As you can see, many of the grapes with the longest transit lines originate in France, our central station, which has three connecting transfer areas. We can thank the French’s outstanding job at marketing and the willingness of their winemakers to travel around the globe teaching others how to make wine for this. In order to determine which lines to create and which countries to place as stops, we looked at the University of Adelaide / Wine Economics Research Centre’s database of Regional, National and Global Winegrape Bearing Areas, which lays out which grapes are the most planted in the world, and then shows which countries plant the most of each of these grapes. The country had to plant a meaningful amount of the varietal to be included on that grape’s transit line.

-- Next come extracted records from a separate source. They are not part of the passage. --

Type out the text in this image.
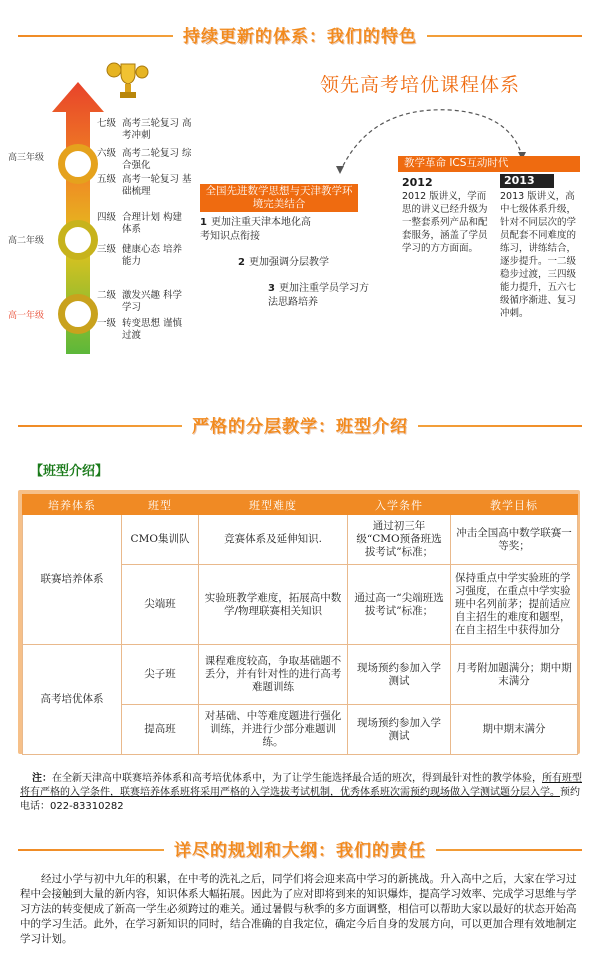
持续更新的体系：我们的特色
高三年级
高二年级
高一年级
七级 高考三轮复习 高考冲刺
六级 高考二轮复习 综合强化
五级 高考一轮复习 基础梳理
四级 合理计划 构建体系
三级 健康心态 培养能力
二级 激发兴趣 科学学习
一级 转变思想 谨慎过渡
领先高考培优课程体系
全国先进数学思想与天津教学环境完美结合
1 更加注重天津本地化高考知识点衔接
2 更加强调分层教学
3 更加注重学员学习方法思路培养
教学革命 ICS互动时代
2012	2013
2012 版讲义，学而思的讲义已经升级为一整套系列产品和配套服务，涵盖了学员学习的方方面面。
2013 版讲义，高中七级体系升级，针对不同层次的学员配套不同难度的练习，讲练结合，逐步提升。一二级稳步过渡，三四级能力提升，五六七级循序渐进、复习冲刺。
严格的分层教学：班型介绍
【班型介绍】
培养体系	班型	班型难度	入学条件	教学目标
联赛培养体系	CMO集训队	竞赛体系及延伸知识.	通过初三年级“CMO预备班选拔考试”标准；	冲击全国高中数学联赛一等奖；
	尖端班	实验班教学难度，拓展高中数学/物理联赛相关知识	通过高一“尖端班选拔考试”标准；	保持重点中学实验班的学习强度，在重点中学实验班中名列前茅；提前适应自主招生的难度和题型，在自主招生中获得加分
高考培优体系	尖子班	课程难度较高，争取基础题不丢分，并有针对性的进行高考难题训练	现场预约参加入学测试	月考附加题满分；期中期末满分
	提高班	对基础、中等难度题进行强化训练，并进行少部分难题训练。	现场预约参加入学测试	期中期末满分
注：在全新天津高中联赛培养体系和高考培优体系中，为了让学生能选择最合适的班次，得到最针对性的教学体验，所有班型将有严格的入学条件，联赛培养体系班将采用严格的入学选拔考试机制，优秀体系班次需预约现场做入学测试题分层入学。预约电话：022-83310282
详尽的规划和大纲：我们的责任
经过小学与初中九年的积累，在中考的洗礼之后，同学们将会迎来高中学习的新挑战。升入高中之后，大家在学习过程中会接触到大量的新内容，知识体系大幅拓展。因此为了应对即将到来的知识爆炸，提高学习效率、完成学习思维与学习方法的转变便成了新高一学生必须跨过的难关。通过暑假与秋季的多方面调整，相信可以帮助大家以最好的状态开始高中的学习生活。此外，在学习新知识的同时，结合准确的自我定位，确定今后自身的发展方向，可以更加合理有效地制定学习计划。
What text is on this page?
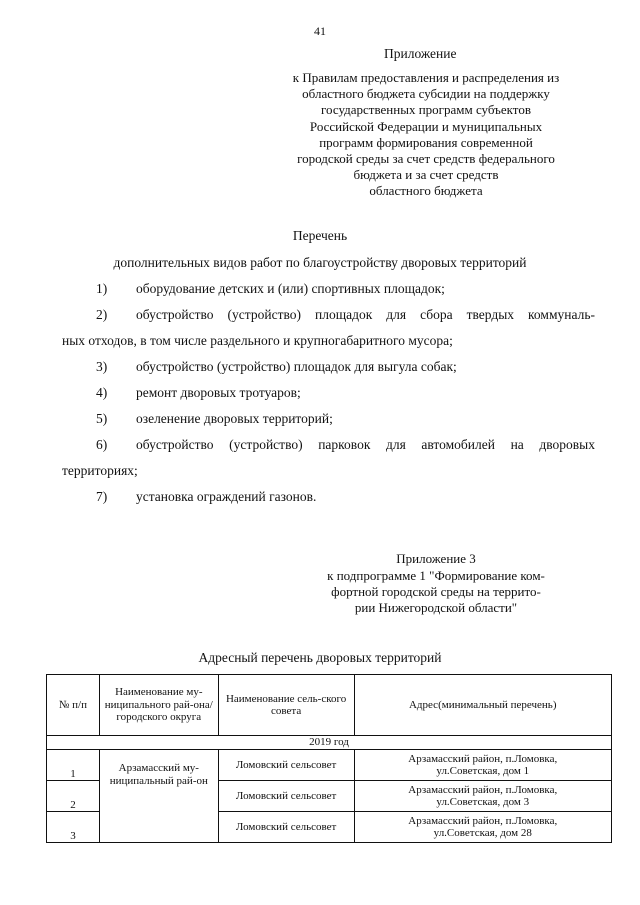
41
Приложение
к Правилам предоставления и распределения из
областного бюджета субсидии на поддержку
государственных программ субъектов
Российской Федерации и муниципальных
программ формирования современной
городской среды за счет средств федерального
бюджета и за счет средств
областного бюджета
Перечень
дополнительных видов работ по благоустройству дворовых территорий
1)	оборудование детских и (или) спортивных площадок;
2)	обустройство (устройство) площадок для сбора твердых коммуналь-
ных отходов, в том числе раздельного и крупногабаритного мусора;
3)	обустройство (устройство) площадок для выгула собак;
4)	ремонт дворовых тротуаров;
5)	озеленение дворовых территорий;
6)	обустройство (устройство) парковок для автомобилей на дворовых
территориях;
7)	установка ограждений газонов.
Приложение 3
к подпрограмме 1 "Формирование ком-
фортной городской среды на террито-
рии Нижегородской области"
Адресный перечень дворовых территорий
№ п/п	Наименование му-ниципального рай-она/ городского округа	Наименование сель-ского совета	Адрес(минимальный перечень)
2019 год			
1	Арзамасский му-ниципальный рай-он	Ломовский сельсовет	Арзамасский район, п.Ломовка,
ул.Советская, дом 1

2		Ломовский сельсовет	Арзамасский район, п.Ломовка,
ул.Советская, дом 3

3		Ломовский сельсовет	Арзамасский район, п.Ломовка,
ул.Советская, дом 28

Click To View The Full-Sized Map!
Where’s My Favorite Grape?
We recognize that there are many beloved grapes from certain countries that didn’t make the map at all. Unfortunately, that’s because most of those grapes chose to stay right where they are, instead of jumping on a transit line to travel across the globe. This can be due to many factors: climate conditions, regional tastes or even simply a lack of championing when new regions began to make wine and were exploring which vines to plant. That, or they simply aren’t planted in a meaningful enough quantity in another place to warrant inclusion. For example, while we know that some winemakers are currently planning Nebbiolo in California, that number is very small; it really is a grape that has primarily stayed in Italy.